Finger-Licking Good: The Science Behind Frying Chicken

Three key players from the North Texas chicken scene break down the physics of the fry.

By Stephanie KuoOctober 17, 2016 9:30 am| , ,

From KERA News

Fried chicken is king in Texas. But it doesn’t just taste great – making the perfect fried chicken involves science. To get at the science of fried chicken, we got the help of three key players from the North Texas chicken scene. They helped break down the physics of the fry.

There’s Omar Flores, formally trained chef and James Beard Award finalist who’s dabbled in molecular gastronomy. His new chicken joint, Whistle Britches, is in Far North Dallas.

There’s Sandra Bussey, chef and co-owner of bbbop Seoul Kitchen in Oak Cliff, where Korean fried chicken is making its mark.

Then there’s Kenji López-Alt, our science guy, who helped break down fried chicken into its basic elements  He’s the managing culinary director of Serious Eats and the author of “The Food Lab.”

Step One: Brining

Everyone agrees on the importance of brining, which involves soaking raw meat in a salt water solution overnight. Brining can mean the difference between a dry, flavorless chicken or a supremely moist, piquant bird. The brine at Whistle Britches, for example, mimics the flavor of a dill pickle.

“A lot of fresh dill, a lot of fresh coriander, dill seed, there’s mustard seed in there. We do garlic, rosemary, kind of real savory herbs,” Omar Flores said. “I think it penetrates the chicken, and when you finally fry it, you end up with a juicier, more aromatic product.”

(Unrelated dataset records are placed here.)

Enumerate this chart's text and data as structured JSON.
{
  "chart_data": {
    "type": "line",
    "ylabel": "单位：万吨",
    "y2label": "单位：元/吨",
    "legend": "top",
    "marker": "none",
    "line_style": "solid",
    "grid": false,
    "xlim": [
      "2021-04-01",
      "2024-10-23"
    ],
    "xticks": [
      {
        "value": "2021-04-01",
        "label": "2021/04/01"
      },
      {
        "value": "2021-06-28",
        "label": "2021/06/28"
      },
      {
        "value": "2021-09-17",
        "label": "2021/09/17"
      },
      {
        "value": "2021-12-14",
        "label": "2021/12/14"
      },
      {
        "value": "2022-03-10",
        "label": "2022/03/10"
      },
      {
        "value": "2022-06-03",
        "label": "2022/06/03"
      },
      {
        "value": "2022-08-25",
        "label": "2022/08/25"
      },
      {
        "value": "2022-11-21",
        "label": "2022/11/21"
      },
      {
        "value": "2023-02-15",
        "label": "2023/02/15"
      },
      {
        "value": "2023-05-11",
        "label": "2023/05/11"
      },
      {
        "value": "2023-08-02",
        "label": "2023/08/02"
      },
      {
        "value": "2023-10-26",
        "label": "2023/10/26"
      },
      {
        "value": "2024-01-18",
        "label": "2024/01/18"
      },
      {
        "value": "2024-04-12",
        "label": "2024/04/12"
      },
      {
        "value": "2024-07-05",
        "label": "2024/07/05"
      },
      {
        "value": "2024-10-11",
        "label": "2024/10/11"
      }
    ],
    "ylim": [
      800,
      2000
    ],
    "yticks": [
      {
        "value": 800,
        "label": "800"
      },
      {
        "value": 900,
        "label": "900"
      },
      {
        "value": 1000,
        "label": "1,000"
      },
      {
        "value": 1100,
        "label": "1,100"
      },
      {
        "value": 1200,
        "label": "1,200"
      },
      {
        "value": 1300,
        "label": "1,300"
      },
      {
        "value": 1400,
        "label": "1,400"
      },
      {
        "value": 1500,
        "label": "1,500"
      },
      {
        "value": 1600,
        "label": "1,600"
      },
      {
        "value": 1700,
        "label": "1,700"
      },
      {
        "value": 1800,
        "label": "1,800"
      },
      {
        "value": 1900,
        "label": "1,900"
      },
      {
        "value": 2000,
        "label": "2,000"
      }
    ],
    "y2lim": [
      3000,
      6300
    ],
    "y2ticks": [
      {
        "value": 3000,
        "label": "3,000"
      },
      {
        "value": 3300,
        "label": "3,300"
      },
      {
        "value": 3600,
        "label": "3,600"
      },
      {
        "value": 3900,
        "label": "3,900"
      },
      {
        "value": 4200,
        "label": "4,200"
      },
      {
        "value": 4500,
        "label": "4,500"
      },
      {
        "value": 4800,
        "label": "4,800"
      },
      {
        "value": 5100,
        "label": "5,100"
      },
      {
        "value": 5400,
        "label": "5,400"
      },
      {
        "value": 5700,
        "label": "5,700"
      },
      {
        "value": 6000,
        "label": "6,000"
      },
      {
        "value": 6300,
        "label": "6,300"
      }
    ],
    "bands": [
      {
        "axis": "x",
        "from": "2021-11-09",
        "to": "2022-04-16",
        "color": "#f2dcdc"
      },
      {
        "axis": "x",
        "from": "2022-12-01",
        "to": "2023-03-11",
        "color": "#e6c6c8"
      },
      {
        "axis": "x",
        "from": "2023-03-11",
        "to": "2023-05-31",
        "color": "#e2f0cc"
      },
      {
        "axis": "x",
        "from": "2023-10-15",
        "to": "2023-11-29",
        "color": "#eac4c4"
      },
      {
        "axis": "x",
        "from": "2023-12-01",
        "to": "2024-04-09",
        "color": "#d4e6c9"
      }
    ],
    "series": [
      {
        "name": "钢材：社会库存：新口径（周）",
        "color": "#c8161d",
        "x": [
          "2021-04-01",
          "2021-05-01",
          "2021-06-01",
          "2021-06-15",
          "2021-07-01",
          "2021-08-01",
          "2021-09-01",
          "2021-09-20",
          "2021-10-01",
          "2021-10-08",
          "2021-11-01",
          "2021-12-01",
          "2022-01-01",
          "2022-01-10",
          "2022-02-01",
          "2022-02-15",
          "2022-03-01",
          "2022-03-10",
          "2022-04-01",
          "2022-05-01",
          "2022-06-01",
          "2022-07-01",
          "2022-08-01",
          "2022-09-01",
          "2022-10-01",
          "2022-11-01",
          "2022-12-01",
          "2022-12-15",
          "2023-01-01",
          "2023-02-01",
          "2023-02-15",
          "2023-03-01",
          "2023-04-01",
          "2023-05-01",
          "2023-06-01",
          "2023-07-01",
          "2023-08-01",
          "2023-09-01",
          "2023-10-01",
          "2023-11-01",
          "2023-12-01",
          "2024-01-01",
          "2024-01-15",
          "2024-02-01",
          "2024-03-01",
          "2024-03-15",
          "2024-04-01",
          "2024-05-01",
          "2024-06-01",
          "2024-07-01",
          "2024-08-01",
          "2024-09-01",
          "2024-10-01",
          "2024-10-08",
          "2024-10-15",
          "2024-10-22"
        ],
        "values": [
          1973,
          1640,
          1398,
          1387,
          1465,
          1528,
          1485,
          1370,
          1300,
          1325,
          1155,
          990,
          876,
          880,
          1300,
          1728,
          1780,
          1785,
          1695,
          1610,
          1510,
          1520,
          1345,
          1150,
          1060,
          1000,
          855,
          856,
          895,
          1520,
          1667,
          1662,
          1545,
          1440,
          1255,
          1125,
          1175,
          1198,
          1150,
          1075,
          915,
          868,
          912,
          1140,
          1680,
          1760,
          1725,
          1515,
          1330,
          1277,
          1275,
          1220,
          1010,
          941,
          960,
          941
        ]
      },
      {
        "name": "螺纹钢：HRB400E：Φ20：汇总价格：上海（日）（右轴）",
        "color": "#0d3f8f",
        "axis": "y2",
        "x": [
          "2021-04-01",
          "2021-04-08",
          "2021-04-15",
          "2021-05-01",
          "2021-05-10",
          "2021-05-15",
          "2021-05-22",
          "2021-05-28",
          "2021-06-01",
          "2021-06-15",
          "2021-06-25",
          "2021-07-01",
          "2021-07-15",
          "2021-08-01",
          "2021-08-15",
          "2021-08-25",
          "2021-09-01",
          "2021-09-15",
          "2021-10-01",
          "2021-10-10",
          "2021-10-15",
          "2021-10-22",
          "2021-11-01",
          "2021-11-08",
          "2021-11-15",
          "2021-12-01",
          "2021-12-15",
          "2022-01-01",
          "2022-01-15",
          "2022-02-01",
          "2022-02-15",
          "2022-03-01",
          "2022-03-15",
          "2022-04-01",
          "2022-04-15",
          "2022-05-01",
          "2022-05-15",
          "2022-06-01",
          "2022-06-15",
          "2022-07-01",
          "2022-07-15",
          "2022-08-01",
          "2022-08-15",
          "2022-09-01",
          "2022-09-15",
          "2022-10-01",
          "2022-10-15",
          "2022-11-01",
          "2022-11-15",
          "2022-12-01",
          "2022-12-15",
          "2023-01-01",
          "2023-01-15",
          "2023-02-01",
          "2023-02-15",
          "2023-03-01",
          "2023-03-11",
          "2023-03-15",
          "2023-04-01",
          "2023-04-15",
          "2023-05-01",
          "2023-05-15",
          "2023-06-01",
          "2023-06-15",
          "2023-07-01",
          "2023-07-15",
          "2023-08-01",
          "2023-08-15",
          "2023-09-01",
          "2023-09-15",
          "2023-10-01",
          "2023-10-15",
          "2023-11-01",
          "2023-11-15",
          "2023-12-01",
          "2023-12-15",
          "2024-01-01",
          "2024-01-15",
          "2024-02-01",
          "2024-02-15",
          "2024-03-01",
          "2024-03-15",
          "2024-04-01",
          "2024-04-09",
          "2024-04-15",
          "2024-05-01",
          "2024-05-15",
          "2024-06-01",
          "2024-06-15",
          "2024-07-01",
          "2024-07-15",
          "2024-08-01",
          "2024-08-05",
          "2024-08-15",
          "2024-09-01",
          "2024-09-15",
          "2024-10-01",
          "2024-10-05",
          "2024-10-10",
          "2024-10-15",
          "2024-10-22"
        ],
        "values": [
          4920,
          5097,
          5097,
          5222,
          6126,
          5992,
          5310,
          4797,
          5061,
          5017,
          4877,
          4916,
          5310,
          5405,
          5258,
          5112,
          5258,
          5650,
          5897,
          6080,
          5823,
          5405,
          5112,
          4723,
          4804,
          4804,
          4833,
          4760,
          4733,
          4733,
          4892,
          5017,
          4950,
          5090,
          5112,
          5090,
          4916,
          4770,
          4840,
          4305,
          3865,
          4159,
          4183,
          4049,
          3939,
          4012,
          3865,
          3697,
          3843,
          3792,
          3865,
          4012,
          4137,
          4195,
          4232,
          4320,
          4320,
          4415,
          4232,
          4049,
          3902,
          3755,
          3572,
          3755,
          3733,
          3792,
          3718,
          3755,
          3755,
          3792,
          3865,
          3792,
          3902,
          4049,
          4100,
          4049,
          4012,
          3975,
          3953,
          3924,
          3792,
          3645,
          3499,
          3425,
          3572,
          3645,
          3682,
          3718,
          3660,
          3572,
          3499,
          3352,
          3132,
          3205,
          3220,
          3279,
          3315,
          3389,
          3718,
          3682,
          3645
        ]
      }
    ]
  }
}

Flores’ brine is an intricate cocktail, but a classic brine can be as simple as salt and water. Our science guy Kenji López-Alt said as long as the ratio is four tablespoons of salt per four cups of water.

“The salt will break down a protein called myosin,” López-Alt said. “If you look at a piece of chicken, or any meat really, under a microscope, it resembles a bunch of cables that are strung together and bound together. And each one of those cables contains juices.”

The heat from frying forces those protein cables to squeeze out moisture.

“When you brine something, all it does is it breaks down some of the muscles so that when you’re cooking, it doesn’t squeeze on those bundles, so a lot more of those juices end up staying inside rather than squeezing out,” he said.